A "joke," or an "ultimatum"? Politico describes Chamber of Commerce President Tom Donohue's comments on immigration reform as both:
“If the Republicans don’t do it, they shouldn’t bother to run a candidate in 2016,” Donohue joked at an event on infrastructure investment in D.C. “Think about that. Think about who the voters are. I just did that to get everybody’s attention.”
Well, it's probably much closer to a "joke" than an "ultimatum," since Tom Donohue has no actual power over the GOP's decision to field a presidential candidate, and our deep insider Beltway sources suggest that Republicans will probably field a presidential candidate in 2016. Perhaps the best way to describe Donohue's comments are as a "thing he did to get everybody's attention," since that's exactly how he described them. And wouldn't you just know it, his plan worked! This is one slick operator.
Then again... is he really such a slick operator? Because the Chamber has funneled hundreds of millions of dollars into getting Republicans elected, and what does the esteemed business lobby get for it? For the first few years after the Chamber-underwritten 2010 House Republican takeover, headaches, mainly, over consistent attempts by these new members to block either funding of the government or increases in Treasury's borrowing authority. And now its top "big legislation" priority, comprehensive immigration reform, is being stymied by Republicans who fear primaries.
But the Chamber must be funneling its money and endorsements this cycle to candidates who support comprehensive immigration reform -- as in, something that would include a pathway towards legal status for those undocumented immigrants already here -- correct? Ehh, not really. As Ed Kilgore points out, the Chamber has endorsed the reelection bid of Sen. Mitch McConnell, who voted against the Senate "Gang of Eight" bill last year, and Rep. Jack Kingston for Georgia's open seat. Kingston's website declares that "there should be no amnesty for any individual who has crossed the border illegally." The Chamber also backs the reelection of Sen. Thad Cochran, whose campaign touts that "he’s voted against amnesty in every chance he’s gotten too." North Carolina GOP Senate nominee Thom Tillis, another Chamber endorsee, also railed against amnesty! in his primary battle. The Chamber probably believes and hopes that these are just things their candidates have to say to get elected and don't actually care. We'd rate that "half-true." But such rhetoric won't make it easier for any of them to support a deal that includes some form of legal status for undocumented immigrants, which President Obama has repeatedly checked as a requirement.
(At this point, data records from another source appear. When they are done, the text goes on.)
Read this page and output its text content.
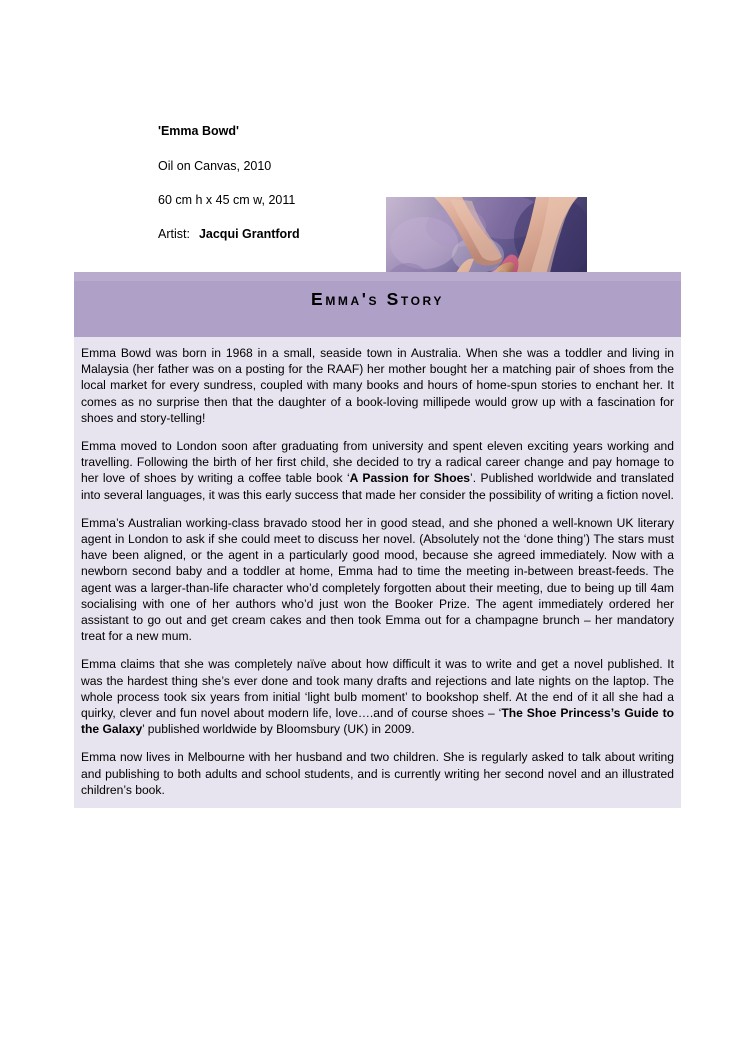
'Emma Bowd'
Oil on Canvas, 2010
60 cm h x 45 cm w, 2011
Artist: Jacqui Grantford
Emma's Story

Emma Bowd was born in 1968 in a small, seaside town in Australia. When she was a toddler and living in Malaysia (her father was on a posting for the RAAF) her mother bought her a matching pair of shoes from the local market for every sundress, coupled with many books and hours of home-spun stories to enchant her. It comes as no surprise then that the daughter of a book-loving millipede would grow up with a fascination for shoes and story-telling!

Emma moved to London soon after graduating from university and spent eleven exciting years working and travelling. Following the birth of her first child, she decided to try a radical career change and pay homage to her love of shoes by writing a coffee table book ‘A Passion for Shoes’. Published worldwide and translated into several languages, it was this early success that made her consider the possibility of writing a fiction novel.

Emma’s Australian working-class bravado stood her in good stead, and she phoned a well-known UK literary agent in London to ask if she could meet to discuss her novel. (Absolutely not the ‘done thing’) The stars must have been aligned, or the agent in a particularly good mood, because she agreed immediately. Now with a newborn second baby and a toddler at home, Emma had to time the meeting in-between breast-feeds. The agent was a larger-than-life character who’d completely forgotten about their meeting, due to being up till 4am socialising with one of her authors who’d just won the Booker Prize. The agent immediately ordered her assistant to go out and get cream cakes and then took Emma out for a champagne brunch – her mandatory treat for a new mum.

Emma claims that she was completely naïve about how difficult it was to write and get a novel published. It was the hardest thing she’s ever done and took many drafts and rejections and late nights on the laptop. The whole process took six years from initial ‘light bulb moment’ to bookshop shelf. At the end of it all she had a quirky, clever and fun novel about modern life, love….and of course shoes – ‘The Shoe Princess’s Guide to the Galaxy’ published worldwide by Bloomsbury (UK) in 2009.

Emma now lives in Melbourne with her husband and two children. She is regularly asked to talk about writing and publishing to both adults and school students, and is currently writing her second novel and an illustrated children’s book.
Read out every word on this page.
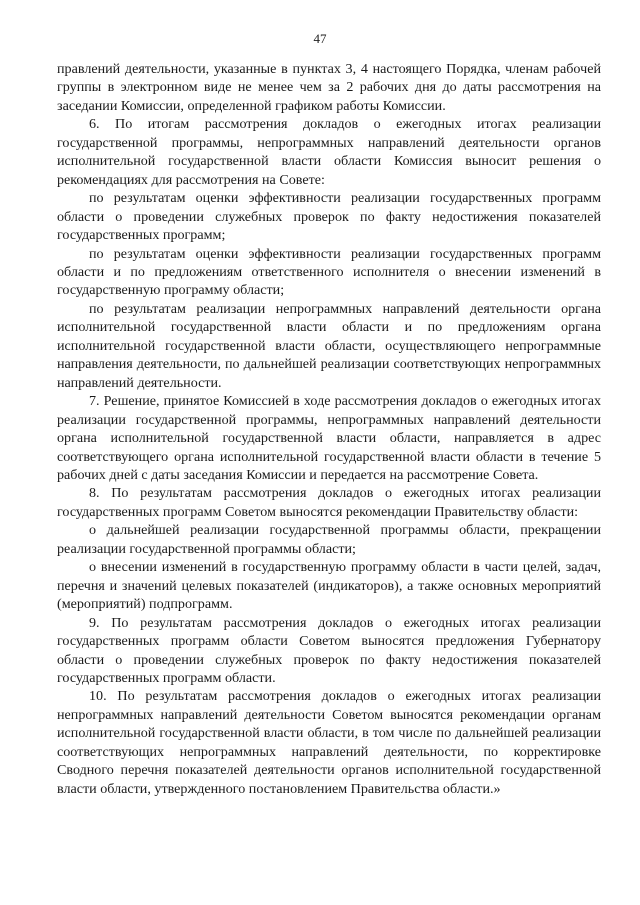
47

правлений деятельности, указанные в пунктах 3, 4 настоящего Порядка, членам рабочей группы в электронном виде не менее чем за 2 рабочих дня до даты рассмотрения на заседании Комиссии, определенной графиком работы Комиссии.

6. По итогам рассмотрения докладов о ежегодных итогах реализации государственной программы, непрограммных направлений деятельности органов исполнительной государственной власти области Комиссия выносит решения о рекомендациях для рассмотрения на Совете:

по результатам оценки эффективности реализации государственных программ области о проведении служебных проверок по факту недостижения показателей государственных программ;

по результатам оценки эффективности реализации государственных программ области и по предложениям ответственного исполнителя о внесении изменений в государственную программу области;

по результатам реализации непрограммных направлений деятельности органа исполнительной государственной власти области и по предложениям органа исполнительной государственной власти области, осуществляющего непрограммные направления деятельности, по дальнейшей реализации соответствующих непрограммных направлений деятельности.

7. Решение, принятое Комиссией в ходе рассмотрения докладов о ежегодных итогах реализации государственной программы, непрограммных направлений деятельности органа исполнительной государственной власти области, направляется в адрес соответствующего органа исполнительной государственной власти области в течение 5 рабочих дней с даты заседания Комиссии и передается на рассмотрение Совета.

8. По результатам рассмотрения докладов о ежегодных итогах реализации государственных программ Советом выносятся рекомендации Правительству области:

о дальнейшей реализации государственной программы области, прекращении реализации государственной программы области;

о внесении изменений в государственную программу области в части целей, задач, перечня и значений целевых показателей (индикаторов), а также основных мероприятий (мероприятий) подпрограмм.

9. По результатам рассмотрения докладов о ежегодных итогах реализации государственных программ области Советом выносятся предложения Губернатору области о проведении служебных проверок по факту недостижения показателей государственных программ области.

10. По результатам рассмотрения докладов о ежегодных итогах реализации непрограммных направлений деятельности Советом выносятся рекомендации органам исполнительной государственной власти области, в том числе по дальнейшей реализации соответствующих непрограммных направлений деятельности, по корректировке Сводного перечня показателей деятельности органов исполнительной государственной власти области, утвержденного постановлением Правительства области.»
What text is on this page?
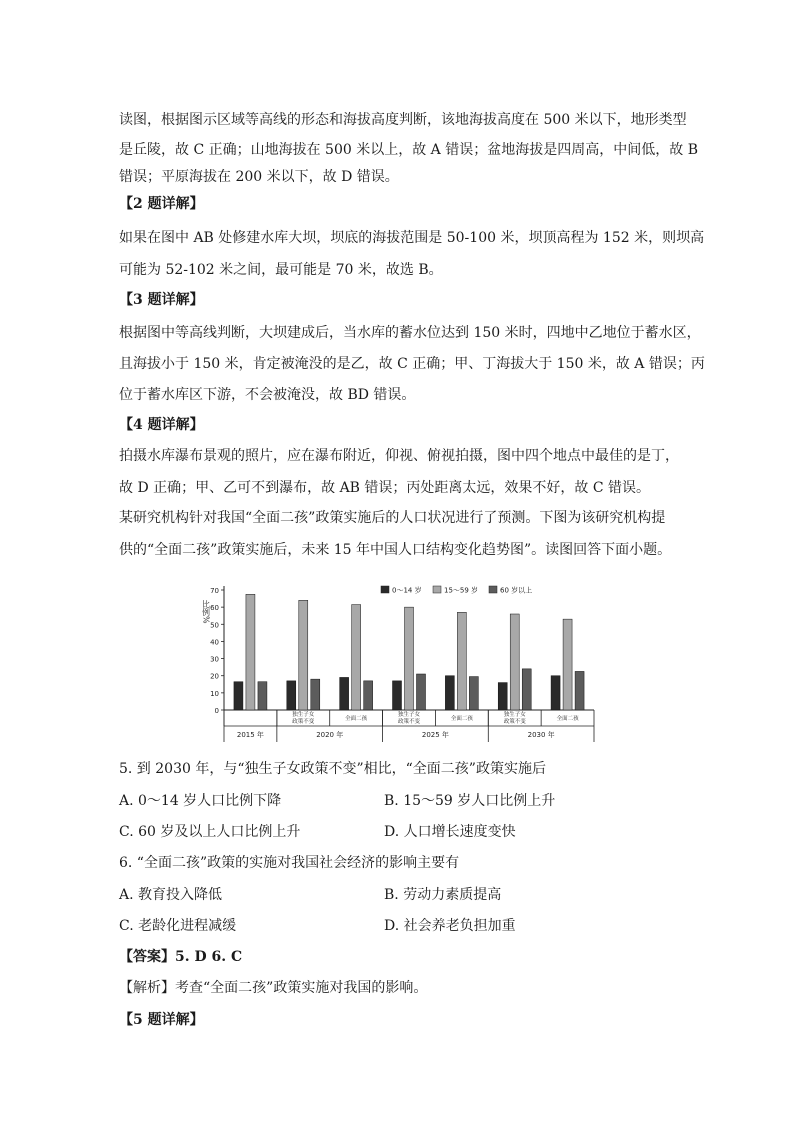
读图，根据图示区域等高线的形态和海拔高度判断，该地海拔高度在 500 米以下，地形类型
是丘陵，故 C 正确；山地海拔在 500 米以上，故 A 错误；盆地海拔是四周高，中间低，故 B
错误；平原海拔在 200 米以下，故 D 错误。
【2 题详解】
如果在图中 AB 处修建水库大坝，坝底的海拔范围是 50-100 米，坝顶高程为 152 米，则坝高
可能为 52-102 米之间，最可能是 70 米，故选 B。
【3 题详解】
根据图中等高线判断，大坝建成后，当水库的蓄水位达到 150 米时，四地中乙地位于蓄水区，
且海拔小于 150 米，肯定被淹没的是乙，故 C 正确；甲、丁海拔大于 150 米，故 A 错误；丙
位于蓄水库区下游，不会被淹没，故 BD 错误。
【4 题详解】
拍摄水库瀑布景观的照片，应在瀑布附近，仰视、俯视拍摄，图中四个地点中最佳的是丁，
故 D 正确；甲、乙可不到瀑布，故 AB 错误；丙处距离太远，效果不好，故 C 错误。
某研究机构针对我国“全面二孩”政策实施后的人口状况进行了预测。下图为该研究机构提
供的“全面二孩”政策实施后，未来 15 年中国人口结构变化趋势图”。读图回答下面小题。
0
10
20
30
40
50
60
70
比例%
0～14 岁	15～59 岁	60 岁以上
2015 年
独生子女
政策不变	全面二孩
2020 年
独生子女
政策不变	全面二孩
2025 年
独生子女
政策不变	全面二孩
2030 年
5. 到 2030 年，与“独生子女政策不变”相比，“全面二孩”政策实施后
A. 0～14 岁人口比例下降	B. 15～59 岁人口比例上升
C. 60 岁及以上人口比例上升	D. 人口增长速度变快
6. “全面二孩”政策的实施对我国社会经济的影响主要有
A. 教育投入降低	B. 劳动力素质提高
C. 老龄化进程减缓	D. 社会养老负担加重
【答案】5. D 6. C
【解析】考查“全面二孩”政策实施对我国的影响。
【5 题详解】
It is amusing, too, to watch the disdain that the Chamber and other giants of the "business community" have for the people who vote in the Republicans they wish to have seated. Consider this comment from the same event:
National Association of Manufacturers President Jay Timmons said he also thought immigration reform could pass this year, perhaps in a lame-duck session.
“This is a unified position of the business community,” Timmons said.
The House GOP leadership's problem on immigration reform is that it thinks it needs to be addressed ahead of the 2016 election but can't settle on an optimal time to do so, because any time, really, would infuriate large segments of what we call the "GOP base." What's the least inflammatory window?
Allahpundit at Hot Air lays out the three possibilities: either this summer, the lame duck, or early 2015. This summer doesn't seem to be in the cards, since there already aren't that many legislative days left on the calendar "this summer," and passing immigration reform would more likely hurt than help the party going into the midterms. (Which is why it hasn't already been done.) The lame duck option, a.k.a. the "unified position of the business community," would cost Boehner his speakership and piss off the base like none other -- and fairly enough, because that would be ice cold!
Early 2015 is the only option that makes sense. If Republicans win the Senate, then the House and Senate GOP can craft an "immigration bill" on their own terms -- something involving a lot of moats filled with alligators, and little else -- and then blame Obama for rejecting their "immigration bill." Or they could pass one that Obama would sign and tell the base that it needed to be done to stop Hillary Clinton from becoming president, and that would probably float, relative to other options.
Or the House could continue doing nothing on immigration reform, because that's sort of how they roll.